Maglakelidze moved to France in 1934 and finally established himself in Germany in 1938. He reestablished old contacts with Schulenburg. They both lobbied the Georgian émigré prince Irakli Bagration of Mukhrani, with close ties with the Italian political élite, for presidency of the Georgian National Committee in Berlin and saw him as a candidate for the Georgian throne which was to be restored under a German protectorate. Maglakelidze also supported the idea of Caucasian confederation provided that the North Caucasians and Azerbaijanis abandoned their pro-Turkish stance and Armenia adopted a "truly pro-Caucasian" policy.

In 1942, Maglakelidze helped found two nationalist organizations Tetri Giorgi and the Union of Georgian Traditionalists, both based in Germany, which played a role in recruiting Georgian émigrés and Soviet Georgian prisoners of war into the Wehrmacht's Georgian Legion (Georgische Legion) during World War II. The same year, Maglakelidze assumed the role of commander of the Legion with the rank of colonel (Oberst).

By late 1943, Maglakelidze's relations with the German leadership had soured due largely to his protest against the deployment of Georgian battalions against the resistance movements across Europe. He insisted that the Georgians be sent to fight only against the Soviets for the independence of their country. In October 1943, Maglakelidzé was forced to resign as a commander of the Georgian Legion; he was transferred, under a false pretext, to the German units in the Baltics. In 1944, he was promoted to the rank of Generalmajor (major general). That same year, he became the only Georgian to join the Committee for the Liberation of the Peoples of Russia led by the ex-Soviet general Andrey Vlasov. The move was unanimously condemned by the Georgian émigrés and added to Maglakelidze's already strained relations with some of the Georgian politicians in exile, especially with Grigol Alchibaia, leader of the Caucasian community in Poland. These uneasy relations were probably behind the false rumors about Maglakelidze's ties with the Soviet security services, further fueled by the general's subsequent fate.

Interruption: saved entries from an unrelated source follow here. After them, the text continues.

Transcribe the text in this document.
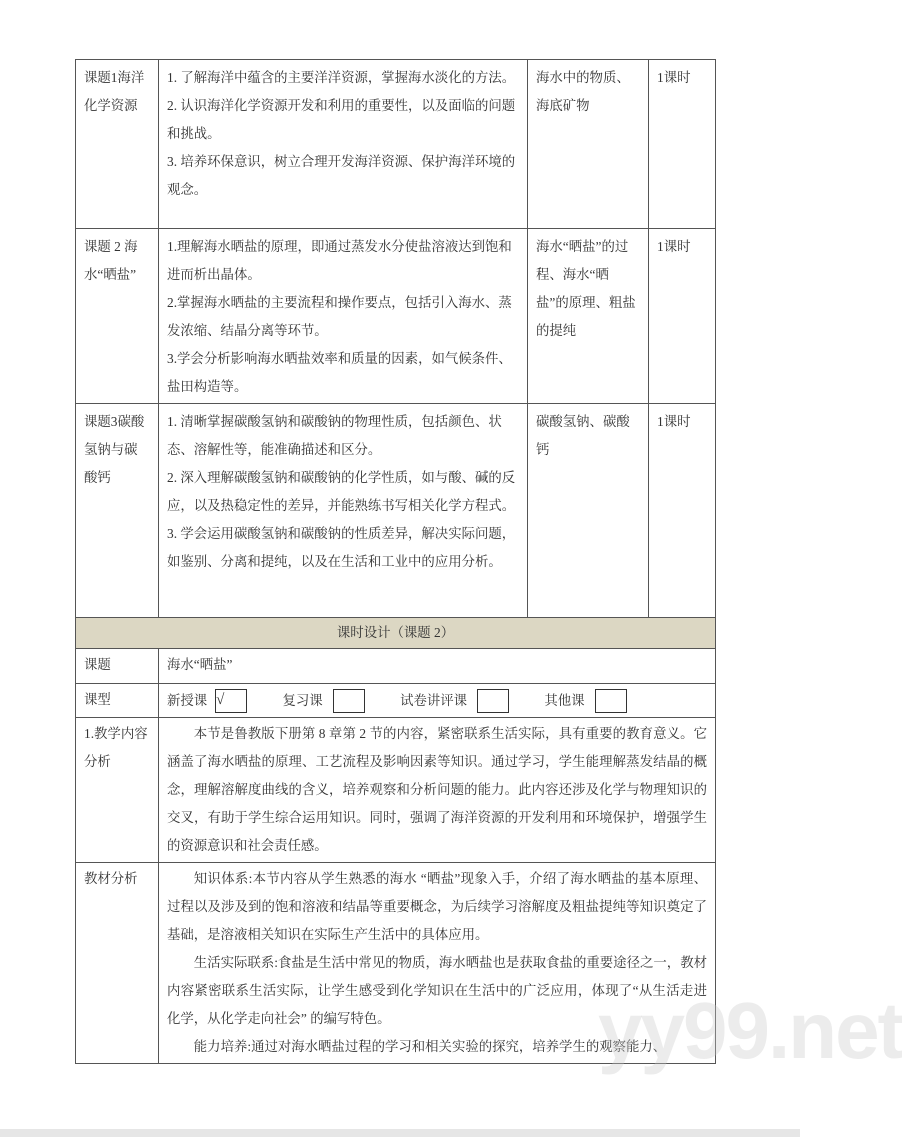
课题1海洋化学资源	1. 了解海洋中蕴含的主要洋洋资源，掌握海水淡化的方法。

2. 认识海洋化学资源开发和利用的重要性，以及面临的问题和挑战。

3. 培养环保意识，树立合理开发海洋资源、保护海洋环境的观念。	海水中的物质、海底矿物	1课时
课题 2 海水“晒盐”	1.理解海水晒盐的原理，即通过蒸发水分使盐溶液达到饱和进而析出晶体。

2.掌握海水晒盐的主要流程和操作要点，包括引入海水、蒸发浓缩、结晶分离等环节。

3.学会分析影响海水晒盐效率和质量的因素，如气候条件、盐田构造等。	海水“晒盐”的过程、海水“晒盐”的原理、粗盐的提纯	1课时
课题3碳酸氢钠与碳酸钙	1. 清晰掌握碳酸氢钠和碳酸钠的物理性质，包括颜色、状态、溶解性等，能准确描述和区分。

2. 深入理解碳酸氢钠和碳酸钠的化学性质，如与酸、碱的反应，以及热稳定性的差异，并能熟练书写相关化学方程式。

3. 学会运用碳酸氢钠和碳酸钠的性质差异，解决实际问题，如鉴别、分离和提纯，以及在生活和工业中的应用分析。	碳酸氢钠、碳酸钙	1课时
课时设计（课题 2）	
课题	海水“晒盐”
课型	新授课 √ 复习课 试卷讲评课 其他课
1.教学内容分析	本节是鲁教版下册第 8 章第 2 节的内容，紧密联系生活实际，具有重要的教育意义。它涵盖了海水晒盐的原理、工艺流程及影响因素等知识。通过学习，学生能理解蒸发结晶的概念，理解溶解度曲线的含义，培养观察和分析问题的能力。此内容还涉及化学与物理知识的交叉，有助于学生综合运用知识。同时，强调了海洋资源的开发利用和环境保护，增强学生的资源意识和社会责任感。

教材分析	知识体系:本节内容从学生熟悉的海水 “晒盐”现象入手，介绍了海水晒盐的基本原理、过程以及涉及到的饱和溶液和结晶等重要概念，为后续学习溶解度及粗盐提纯等知识奠定了基础，是溶液相关知识在实际生产生活中的具体应用。

生活实际联系:食盐是生活中常见的物质，海水晒盐也是获取食盐的重要途径之一，教材内容紧密联系生活实际，让学生感受到化学知识在生活中的广泛应用，体现了“从生活走进化学，从化学走向社会” 的编写特色。

能力培养:通过对海水晒盐过程的学习和相关实验的探究，培养学生的观察能力、

yy99.net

After the war, Maglakelidze lived in Italy and returned to West Germany in 1950. There, he was made a military aide to Konrad Adenauer. He did not give up his efforts for Georgian émigré mobilization for which purpose he founded, in January 1954, the Munich-based Union of Georgian Soldiers Abroad.

== Return ==

In August 1954, Maglakelidze was kidnapped by the Soviet security agents from the German territory but he was not brought to trial. After brief imprisonment, he was allowed to return to Georgia. The Maglakelidze case was widely exploited by the Soviet propaganda as an example of the state's lenient treatment of a "re-defector" and in an effort to discredit the Caucasian political emigration. The official Soviet press carried the detailed "confession" of Maglakelidze in which he denounced the Caucasian émigré leaders as the United States and British intelligence agents and expressed his "sincere repentance for the crimes he had committed against the motherland".

Henceforth, Maglakelidze did not enjoy publicity. He was permitted to live and work as a lawyer in Tbilisi, under the watchful eyes of the Soviet secret police until his death in 1976.